Nunca me fantasiei de princesa. Tampouco fantasiei ser uma delas. Não tenho certeza de que cresci querendo ostentar tal prestígio, ainda que, quando tinha pouca idade, adorasse as criadas pela Disney. Mas acho que minha afinidade com essa figura perfeita se restringe ao título que elas ganham. Tenho simpatia pela demonstração de afeto que o substantivo “princesa” carrega. Há que ache cafona, mas pode substituir meu nome por tal vocativo. Certeza de que você ganhará alguns pontos na tentativa de me conquistar.
Nunca me agradou, porém, o roteiro clichê da pobre mocinha que espera o rapaz perfeitinho, de cabelo impecável e roupa sem nenhuma macha, ou sem qualquer rastro amarfanhado, que chega para te salvar. Que aborrecido deve ser sofrer como uma condenada por toda a vida, igual à Cinderela; ficar entre a vida e a morte, como Branca de Neve, ou estar presa em um castelo, como Rapunzel, até o dia em que um salvador do sexo masculino apareça e a vida mude. Para sempre, diga-se. Quanta codependência! Se esse for o preço da felicidade, abro mão, definitivamente, das honrarias de pertencer a uma monarquia.
Mas posso dizer que já não se fazem princesas como antigamente, e elas têm se apresentado, sim, bem mais inspiradoras. Apesar de ter deixado a infância há alguns anos, fui instigada recentemente a conhecer a Vanellope Von Schweetz, a protagonista da animação infantil Detona Ralph. O cenário se passa dentro de um jogo de videogame e Vanellope é a princesa de um reino em que meninas conduzem carros velozes com o objetivo de cruzar a chegada o mais rapidamente possível. Ela é desaforada, marrenta e igualmente encantadora. Dispensa formalidades e troca o vestido volumoso do armário típico de uma excelência por moletom e tênis. Prefere o conforto do algodão em vez da delicadeza seda.
Aprecio, de fato, tecidos nobres e acabamentos impecáveis, mas desprezo as roupas que roubam seu ar e limitam os seus movimentos.

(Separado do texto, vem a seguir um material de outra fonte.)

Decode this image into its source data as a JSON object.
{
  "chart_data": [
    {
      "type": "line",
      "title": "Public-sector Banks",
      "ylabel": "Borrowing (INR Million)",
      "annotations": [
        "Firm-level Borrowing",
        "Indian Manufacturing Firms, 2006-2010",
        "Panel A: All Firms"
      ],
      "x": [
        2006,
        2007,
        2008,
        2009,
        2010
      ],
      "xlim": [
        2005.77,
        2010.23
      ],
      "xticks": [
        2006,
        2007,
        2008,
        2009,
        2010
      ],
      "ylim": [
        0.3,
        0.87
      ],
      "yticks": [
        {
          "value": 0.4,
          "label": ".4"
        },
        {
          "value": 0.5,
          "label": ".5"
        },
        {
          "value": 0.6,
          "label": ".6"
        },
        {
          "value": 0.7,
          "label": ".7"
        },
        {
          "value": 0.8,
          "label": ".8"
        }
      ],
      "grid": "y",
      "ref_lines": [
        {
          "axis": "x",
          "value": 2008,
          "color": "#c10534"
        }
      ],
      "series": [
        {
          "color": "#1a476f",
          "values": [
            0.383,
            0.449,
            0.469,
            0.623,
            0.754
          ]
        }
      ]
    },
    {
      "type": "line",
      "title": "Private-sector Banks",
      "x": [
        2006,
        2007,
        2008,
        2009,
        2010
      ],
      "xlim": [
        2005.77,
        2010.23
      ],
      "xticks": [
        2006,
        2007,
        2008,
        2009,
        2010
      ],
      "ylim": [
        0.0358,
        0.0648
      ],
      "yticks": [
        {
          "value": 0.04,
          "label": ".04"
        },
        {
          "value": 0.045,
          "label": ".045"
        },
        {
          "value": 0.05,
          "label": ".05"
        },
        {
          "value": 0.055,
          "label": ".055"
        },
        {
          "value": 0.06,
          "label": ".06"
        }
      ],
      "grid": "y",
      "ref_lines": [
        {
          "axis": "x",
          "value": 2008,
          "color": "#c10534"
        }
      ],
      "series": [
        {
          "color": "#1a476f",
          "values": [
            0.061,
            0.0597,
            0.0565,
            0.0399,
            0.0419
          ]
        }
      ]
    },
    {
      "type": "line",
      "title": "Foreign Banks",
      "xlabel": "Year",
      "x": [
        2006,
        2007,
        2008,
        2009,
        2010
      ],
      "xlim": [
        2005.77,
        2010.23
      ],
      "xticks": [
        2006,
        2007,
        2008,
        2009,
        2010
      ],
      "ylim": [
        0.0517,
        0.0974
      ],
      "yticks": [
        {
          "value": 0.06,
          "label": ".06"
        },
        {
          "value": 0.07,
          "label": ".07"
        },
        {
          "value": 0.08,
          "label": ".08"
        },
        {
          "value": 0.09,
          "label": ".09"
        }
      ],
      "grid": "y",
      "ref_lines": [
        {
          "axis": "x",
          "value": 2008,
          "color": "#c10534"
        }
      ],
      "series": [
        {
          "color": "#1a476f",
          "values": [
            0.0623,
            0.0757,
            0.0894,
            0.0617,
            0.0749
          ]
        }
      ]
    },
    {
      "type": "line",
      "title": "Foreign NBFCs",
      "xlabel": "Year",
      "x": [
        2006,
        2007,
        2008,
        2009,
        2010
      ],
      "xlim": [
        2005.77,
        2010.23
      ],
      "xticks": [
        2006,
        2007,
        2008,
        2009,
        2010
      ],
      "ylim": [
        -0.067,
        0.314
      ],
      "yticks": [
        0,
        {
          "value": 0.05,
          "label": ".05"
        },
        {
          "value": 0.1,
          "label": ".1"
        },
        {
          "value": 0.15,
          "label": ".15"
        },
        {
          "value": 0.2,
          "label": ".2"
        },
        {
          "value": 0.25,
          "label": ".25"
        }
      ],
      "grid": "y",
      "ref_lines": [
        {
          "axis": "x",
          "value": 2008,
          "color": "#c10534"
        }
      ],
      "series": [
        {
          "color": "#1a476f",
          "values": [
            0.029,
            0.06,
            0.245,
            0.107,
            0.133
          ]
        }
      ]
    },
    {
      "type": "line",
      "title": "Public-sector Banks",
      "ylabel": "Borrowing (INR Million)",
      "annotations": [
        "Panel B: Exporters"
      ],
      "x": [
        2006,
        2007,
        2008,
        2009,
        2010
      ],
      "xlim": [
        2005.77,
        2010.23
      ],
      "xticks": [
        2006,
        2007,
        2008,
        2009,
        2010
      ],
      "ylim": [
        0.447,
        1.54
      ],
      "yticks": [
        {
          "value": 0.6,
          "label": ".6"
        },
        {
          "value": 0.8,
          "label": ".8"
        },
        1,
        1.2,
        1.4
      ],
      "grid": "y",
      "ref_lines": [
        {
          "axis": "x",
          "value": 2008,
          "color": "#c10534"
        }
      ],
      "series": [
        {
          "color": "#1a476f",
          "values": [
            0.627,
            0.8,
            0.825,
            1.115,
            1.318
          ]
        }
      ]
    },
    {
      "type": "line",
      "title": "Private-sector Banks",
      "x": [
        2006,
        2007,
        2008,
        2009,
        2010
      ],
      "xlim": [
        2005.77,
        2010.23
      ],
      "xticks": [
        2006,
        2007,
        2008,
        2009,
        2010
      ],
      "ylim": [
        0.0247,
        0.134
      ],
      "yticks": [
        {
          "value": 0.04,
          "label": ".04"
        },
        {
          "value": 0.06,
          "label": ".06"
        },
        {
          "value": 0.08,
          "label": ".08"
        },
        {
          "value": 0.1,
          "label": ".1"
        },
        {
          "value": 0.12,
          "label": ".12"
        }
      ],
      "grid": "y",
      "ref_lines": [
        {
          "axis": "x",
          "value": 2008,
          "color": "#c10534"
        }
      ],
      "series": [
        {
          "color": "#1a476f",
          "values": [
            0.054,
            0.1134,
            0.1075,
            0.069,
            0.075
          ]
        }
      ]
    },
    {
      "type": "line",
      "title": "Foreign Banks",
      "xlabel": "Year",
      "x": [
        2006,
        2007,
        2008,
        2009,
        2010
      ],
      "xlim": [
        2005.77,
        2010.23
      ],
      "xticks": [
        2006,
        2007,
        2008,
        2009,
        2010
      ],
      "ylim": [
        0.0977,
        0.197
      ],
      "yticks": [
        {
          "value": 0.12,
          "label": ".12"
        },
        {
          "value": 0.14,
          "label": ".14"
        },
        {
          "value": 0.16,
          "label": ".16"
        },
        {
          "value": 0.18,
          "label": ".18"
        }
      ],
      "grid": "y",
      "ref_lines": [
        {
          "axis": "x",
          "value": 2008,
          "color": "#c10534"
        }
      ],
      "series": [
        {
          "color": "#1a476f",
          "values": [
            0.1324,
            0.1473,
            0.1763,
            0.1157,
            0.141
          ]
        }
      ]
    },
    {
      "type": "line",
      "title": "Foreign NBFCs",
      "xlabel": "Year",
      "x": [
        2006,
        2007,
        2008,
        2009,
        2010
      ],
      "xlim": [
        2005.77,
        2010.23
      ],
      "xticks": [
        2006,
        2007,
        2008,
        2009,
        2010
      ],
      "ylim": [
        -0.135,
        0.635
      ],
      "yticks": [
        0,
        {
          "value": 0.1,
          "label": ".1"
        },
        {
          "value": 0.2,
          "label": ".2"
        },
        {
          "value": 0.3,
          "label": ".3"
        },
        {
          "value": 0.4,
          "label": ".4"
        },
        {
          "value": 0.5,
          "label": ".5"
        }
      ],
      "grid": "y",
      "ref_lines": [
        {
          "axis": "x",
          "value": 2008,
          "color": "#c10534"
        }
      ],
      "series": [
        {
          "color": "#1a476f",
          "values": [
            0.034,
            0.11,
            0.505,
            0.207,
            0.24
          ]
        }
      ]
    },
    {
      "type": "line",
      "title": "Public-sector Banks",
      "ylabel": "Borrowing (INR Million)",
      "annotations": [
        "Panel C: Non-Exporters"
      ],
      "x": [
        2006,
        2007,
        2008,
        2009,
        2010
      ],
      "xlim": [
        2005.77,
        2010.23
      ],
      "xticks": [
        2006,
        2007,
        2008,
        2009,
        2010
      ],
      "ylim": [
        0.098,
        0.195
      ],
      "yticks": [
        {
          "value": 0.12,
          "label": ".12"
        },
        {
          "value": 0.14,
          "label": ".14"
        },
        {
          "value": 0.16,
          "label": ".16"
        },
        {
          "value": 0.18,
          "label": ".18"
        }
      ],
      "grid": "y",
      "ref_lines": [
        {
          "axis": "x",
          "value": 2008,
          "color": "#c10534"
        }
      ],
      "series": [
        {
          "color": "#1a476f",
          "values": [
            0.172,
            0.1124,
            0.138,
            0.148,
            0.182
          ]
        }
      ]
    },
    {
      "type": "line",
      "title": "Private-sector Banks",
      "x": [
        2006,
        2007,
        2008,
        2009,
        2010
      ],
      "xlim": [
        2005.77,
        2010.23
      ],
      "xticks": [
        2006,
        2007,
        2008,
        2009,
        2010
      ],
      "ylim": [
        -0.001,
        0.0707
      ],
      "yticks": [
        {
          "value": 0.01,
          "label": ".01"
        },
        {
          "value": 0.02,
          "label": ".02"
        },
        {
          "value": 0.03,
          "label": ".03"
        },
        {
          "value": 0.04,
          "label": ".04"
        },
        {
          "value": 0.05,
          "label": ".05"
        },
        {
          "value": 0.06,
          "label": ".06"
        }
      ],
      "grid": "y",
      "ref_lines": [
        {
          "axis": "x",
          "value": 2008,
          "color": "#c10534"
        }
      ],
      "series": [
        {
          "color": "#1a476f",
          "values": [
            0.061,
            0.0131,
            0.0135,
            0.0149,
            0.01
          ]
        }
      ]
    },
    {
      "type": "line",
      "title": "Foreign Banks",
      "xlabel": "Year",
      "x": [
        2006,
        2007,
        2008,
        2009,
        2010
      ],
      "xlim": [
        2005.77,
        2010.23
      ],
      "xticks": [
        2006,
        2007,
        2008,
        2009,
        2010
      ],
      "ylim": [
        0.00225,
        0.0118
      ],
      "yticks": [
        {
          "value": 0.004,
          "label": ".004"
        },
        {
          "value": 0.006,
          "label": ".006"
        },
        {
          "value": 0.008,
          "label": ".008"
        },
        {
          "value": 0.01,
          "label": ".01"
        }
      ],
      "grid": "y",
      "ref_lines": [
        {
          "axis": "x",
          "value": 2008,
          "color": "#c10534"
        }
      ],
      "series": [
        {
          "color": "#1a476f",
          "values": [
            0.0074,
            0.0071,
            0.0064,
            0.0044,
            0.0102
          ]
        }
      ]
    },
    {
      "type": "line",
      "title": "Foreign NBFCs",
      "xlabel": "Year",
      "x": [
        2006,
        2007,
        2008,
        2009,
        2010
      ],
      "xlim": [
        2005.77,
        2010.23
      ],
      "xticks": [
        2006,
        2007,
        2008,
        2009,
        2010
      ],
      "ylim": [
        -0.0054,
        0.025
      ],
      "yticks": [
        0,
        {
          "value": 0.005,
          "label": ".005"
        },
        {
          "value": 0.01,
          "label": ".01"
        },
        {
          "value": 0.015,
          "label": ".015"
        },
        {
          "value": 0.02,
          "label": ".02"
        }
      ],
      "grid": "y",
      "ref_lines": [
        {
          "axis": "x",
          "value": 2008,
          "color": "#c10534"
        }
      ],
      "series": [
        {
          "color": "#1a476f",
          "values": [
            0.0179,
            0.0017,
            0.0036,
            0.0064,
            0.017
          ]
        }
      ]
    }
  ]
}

Vestidos de anáguas e corpetes sufocantes foram feitos para princesas pacatas, que só esperam, que querem ser conduzidas na garupa do cavalo. Prefiro as que levam desassossego dentro de si, como Moana, a quem fui apresentada na última semana. A princesa de uma tribo comanda o próprio barco. Nada de caronas. Nada de roupas bufantes. Moana só leva no corpo roupas leves, de quem vive em terra esturricada pelo sol.
Moana não é loira nem tem nariz fino. É princesa de pele caramelo e com cabelo frisado. Nada de penteados e topetes na testa. Venellope usa rabo de cavalo com franja na cara. Moana usa os fios encaracolados ao sabor do vento, bagunçado pelo ar ou desmilinguido pela água. Prende-os com as próprias mãos, em coque despretensioso só para se livrar dos fios incômodos. Nada de coroa. Princesa moderna prefere arranjo de flores.
Ser princesa atual é aceitar a parceria do homem. Moana não está atrás de um amor. Ela está em busca de sua missão, de sua própria essência. Tenho aprendido nos últimos anos que só é possível amar o outro quando o amor-próprio está em primeiro lugar. E é isso que ela faz ao tentar atravessar o oceano para salvar sua ilha: cumprir o objetivo de sua existência. Venellope também não está aflita por uma paixão a dois, ela quer mesmo é realizar o sonho de ser uma grande corredora. Elas se amam acima de tudo e os sonhos delas estão em primeiro lugar.
A figura masculina para essas princesas é parceira. Moana precisa da força e da brutalidade funcional de um semideus, Maui, que, por sua vez, é motivado pela docilidade e pela inteligência emocional dessa nobre adolescente. Venellope também se encanta por Ralph, mas não como um amor que lhe trará felicidade, e sim um bravo herói às avessas que pode ajudá-la a realizar seu sonho. Em troca, ela oferece um carinho e uma amizade sincera que esse vilão bonzinho nunca recebeu de ninguém. É um toma lá dá cá. Cada um no seu trono, com papéis distintos e de igual importância.
Se assim for, dou início a meu sonho de ser princesa já na vida adulta. Nenhuma dessas minhas duas inspiradoras usa sapatinho de cristal e, embora eu ame os saltos, gosto mais ainda de saber que posso andar descalça ou de tênis quandoeu bem entender. Minhas heroínas são decididas, apaixonantes, conduzidas pelo amor por elas mesmas. Mulheres assim merecem honrarias. São inspiradoras. Quero ser como elas, e, ao contrário de ambas, pode, sim, me chamar de princesa. Muito prazer!